Information Sheet
R Roy Nelson Canning Company.
1029 Records, 1907-1993.
One volume
and forty-two folders.
THIS COLLECTION IS IN OFF-CAMPUS STORAGE. AT LEAST TWO DAYS' NOTICE IS REQUIRED FOR ITS USE.
These are records of the Roy Nelson Canning Company, a
large tomato-canning concern especially active in Stone, Taney, and Douglas
counties in Missouri. The collection consists of land records,
deeds, financial statements, insurance papers, and records for individual
factories, mostly for operations in Stone
County, Missouri.
In 1902, Roy Nelson and his brother-in-law B. F.

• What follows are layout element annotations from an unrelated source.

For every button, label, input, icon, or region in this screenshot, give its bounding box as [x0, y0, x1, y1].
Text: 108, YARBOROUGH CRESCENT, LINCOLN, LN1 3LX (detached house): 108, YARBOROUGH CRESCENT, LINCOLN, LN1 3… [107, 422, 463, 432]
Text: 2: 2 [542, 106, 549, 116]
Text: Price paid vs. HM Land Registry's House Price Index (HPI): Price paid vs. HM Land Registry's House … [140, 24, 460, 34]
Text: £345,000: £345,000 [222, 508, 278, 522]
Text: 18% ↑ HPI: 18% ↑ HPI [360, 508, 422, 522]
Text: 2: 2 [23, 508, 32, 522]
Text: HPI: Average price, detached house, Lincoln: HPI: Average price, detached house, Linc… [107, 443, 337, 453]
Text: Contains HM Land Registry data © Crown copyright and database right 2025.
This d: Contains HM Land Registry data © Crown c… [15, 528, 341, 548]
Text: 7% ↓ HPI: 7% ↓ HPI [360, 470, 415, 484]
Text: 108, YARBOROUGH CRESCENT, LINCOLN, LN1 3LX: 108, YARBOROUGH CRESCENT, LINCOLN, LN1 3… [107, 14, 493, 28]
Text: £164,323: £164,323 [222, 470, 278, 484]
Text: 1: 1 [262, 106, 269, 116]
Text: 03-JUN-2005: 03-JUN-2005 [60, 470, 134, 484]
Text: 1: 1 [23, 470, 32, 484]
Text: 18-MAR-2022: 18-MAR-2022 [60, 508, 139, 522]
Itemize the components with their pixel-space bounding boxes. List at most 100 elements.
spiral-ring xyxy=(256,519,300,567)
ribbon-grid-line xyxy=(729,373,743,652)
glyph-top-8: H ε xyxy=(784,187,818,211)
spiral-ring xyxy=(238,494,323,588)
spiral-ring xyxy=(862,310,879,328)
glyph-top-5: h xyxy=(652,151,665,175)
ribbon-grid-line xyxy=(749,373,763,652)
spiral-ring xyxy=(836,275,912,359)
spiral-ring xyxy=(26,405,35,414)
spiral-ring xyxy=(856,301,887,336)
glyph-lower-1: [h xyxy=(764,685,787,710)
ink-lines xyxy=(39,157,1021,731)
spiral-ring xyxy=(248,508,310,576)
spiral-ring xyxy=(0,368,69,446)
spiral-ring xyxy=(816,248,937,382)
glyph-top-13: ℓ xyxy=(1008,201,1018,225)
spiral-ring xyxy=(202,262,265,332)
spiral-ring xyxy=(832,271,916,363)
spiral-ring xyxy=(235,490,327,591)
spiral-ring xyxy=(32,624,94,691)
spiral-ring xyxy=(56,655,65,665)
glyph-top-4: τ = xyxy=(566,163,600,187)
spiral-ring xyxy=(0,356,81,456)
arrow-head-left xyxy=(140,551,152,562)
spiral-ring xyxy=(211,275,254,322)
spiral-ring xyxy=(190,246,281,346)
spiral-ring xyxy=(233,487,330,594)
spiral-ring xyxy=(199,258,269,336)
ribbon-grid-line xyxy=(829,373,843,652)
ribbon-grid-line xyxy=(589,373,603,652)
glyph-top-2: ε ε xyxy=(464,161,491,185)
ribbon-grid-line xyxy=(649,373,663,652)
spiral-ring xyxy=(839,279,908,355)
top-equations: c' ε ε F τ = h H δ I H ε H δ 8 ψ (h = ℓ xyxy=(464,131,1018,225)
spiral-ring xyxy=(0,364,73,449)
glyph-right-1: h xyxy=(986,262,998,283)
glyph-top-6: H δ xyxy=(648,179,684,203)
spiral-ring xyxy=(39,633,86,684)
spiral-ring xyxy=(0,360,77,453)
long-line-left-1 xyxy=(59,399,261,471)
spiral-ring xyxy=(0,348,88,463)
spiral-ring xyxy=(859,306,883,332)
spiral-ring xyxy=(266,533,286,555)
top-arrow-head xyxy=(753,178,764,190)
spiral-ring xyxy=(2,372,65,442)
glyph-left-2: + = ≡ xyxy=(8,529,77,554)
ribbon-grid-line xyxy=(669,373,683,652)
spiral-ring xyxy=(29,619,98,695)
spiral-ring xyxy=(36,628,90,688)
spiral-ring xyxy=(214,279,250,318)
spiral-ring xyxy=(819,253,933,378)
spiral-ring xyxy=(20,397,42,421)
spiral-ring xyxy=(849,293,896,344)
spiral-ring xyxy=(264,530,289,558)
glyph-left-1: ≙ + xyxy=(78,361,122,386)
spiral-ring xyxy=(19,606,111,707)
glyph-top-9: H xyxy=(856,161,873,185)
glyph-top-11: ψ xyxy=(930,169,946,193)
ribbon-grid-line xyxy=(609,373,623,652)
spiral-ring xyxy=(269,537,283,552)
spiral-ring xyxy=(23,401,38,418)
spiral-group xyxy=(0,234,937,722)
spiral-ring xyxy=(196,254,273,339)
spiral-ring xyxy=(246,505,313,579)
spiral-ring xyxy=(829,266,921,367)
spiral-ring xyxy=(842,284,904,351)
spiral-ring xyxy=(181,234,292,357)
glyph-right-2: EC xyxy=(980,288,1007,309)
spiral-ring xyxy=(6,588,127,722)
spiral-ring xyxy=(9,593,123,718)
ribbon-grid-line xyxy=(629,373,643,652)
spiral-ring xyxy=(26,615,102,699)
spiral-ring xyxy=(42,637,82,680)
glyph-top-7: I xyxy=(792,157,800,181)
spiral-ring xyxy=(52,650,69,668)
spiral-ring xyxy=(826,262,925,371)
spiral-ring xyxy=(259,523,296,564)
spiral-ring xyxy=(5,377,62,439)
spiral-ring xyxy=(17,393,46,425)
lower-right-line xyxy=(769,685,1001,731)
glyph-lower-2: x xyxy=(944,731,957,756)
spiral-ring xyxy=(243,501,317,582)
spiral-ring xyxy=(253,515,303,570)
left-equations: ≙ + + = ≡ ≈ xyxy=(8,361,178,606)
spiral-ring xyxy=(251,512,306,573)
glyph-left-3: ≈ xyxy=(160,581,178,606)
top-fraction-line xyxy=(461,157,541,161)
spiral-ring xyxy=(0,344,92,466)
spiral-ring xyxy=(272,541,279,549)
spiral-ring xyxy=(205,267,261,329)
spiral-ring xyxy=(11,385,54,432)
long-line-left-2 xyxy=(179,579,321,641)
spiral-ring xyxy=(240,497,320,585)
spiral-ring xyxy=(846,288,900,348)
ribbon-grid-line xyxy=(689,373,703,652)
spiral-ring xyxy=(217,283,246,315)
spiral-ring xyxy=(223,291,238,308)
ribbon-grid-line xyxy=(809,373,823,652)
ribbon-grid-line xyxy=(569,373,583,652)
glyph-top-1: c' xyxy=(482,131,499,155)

Julian began canning apples and peaches in Rogers, Arkansas. By 1903 or 1904, Nelson had relocated to Marshfield, Missouri. He began canning operations in Stone County
in 1912 or 1913, and by 1920 had ten factories there. In 1922, Nelson shipped an entire trainload
of tomatoes—thirty-five cars—from the Crane factory; Stone County’s
1923 tomato shipment was larger than that of any other county in the
state. By 1925, Nelson operated fifteen
factories and was reputed to be the world’s largest individual canner. In 1926, shipments of canned tomatoes from
Reeds Spring totaled seventy-eight train carloads, with sixty more in storage
awaiting shipment. Nelson reportedly
shipped over one-half million dollars worth of tomatoes from Stone County
in 1928. In 1929 his factories processed
over 350 train carloads—350,000 cases or 7 million cans of tomatoes—worth
$650,000.
Roy Nelson was known as the “Canning King of the
Ozarks” when he died in December 1929.
At the time of his death he owned eighteen factories in the southwestern
Ozarks, mostly located in Stone, Taney, and Douglas counties. His widow, Lola G. Nelson, sold the company
in February 1930. Porter S. Lucas, who
owned the factory at Crane, and co-owned those at Elsey, Hurley, and Quail Spur,
headed the new enterprise, which continued to operate under the Nelson
name. The new company sold the canneries
at Browns Spring, Galena, and Reeds
Spring, Missouri, and Bergman and Pyatt, Arkansas. Mrs. Nelson herself operated the cannery at Ava, Missouri.
The tomato canning industry played a central role in
transforming the economic lives of native Ozarkers, especially women. The inexpensive labor of women and children
was crucial to the success of the Ozarks canning industry—seeding, planting,
tending, picking and processing provided what was probably the first cash
income for many families. Canners
constituted half of all wage earners in Stone
County by 1906; by 1909 women
comprised one-third of the labor force in Stone County’s
canneries, earning $3.00-$5.00 daily, with extra bonuses possible. In 1923, sixty-five percent of Stone County
wage-earners employed in manufacturing were women, numbering over 400. Nelson’s Reeds Spring factory alone employed
around 75 people in 1924, with the eighteen canneries eventually providing jobs
for 2,700 people.
The collection contains a ledger, 1936-1950, and loose
papers, 1907-1993. There is information
on the Nelson operations generally, and specific details on the factories at
Abesville, Crane, Elsey, Hurley, and Quail Spur, Missouri, mostly during the period of Porter
Lucas’s proprietorship. The papers
include abstracts of title, deeds, insurance records, documents concerning Stone County
factories, financial statements, both personal and business-related, for Roy
Nelson and Porter Lucas, tax receipts, and copies of wills.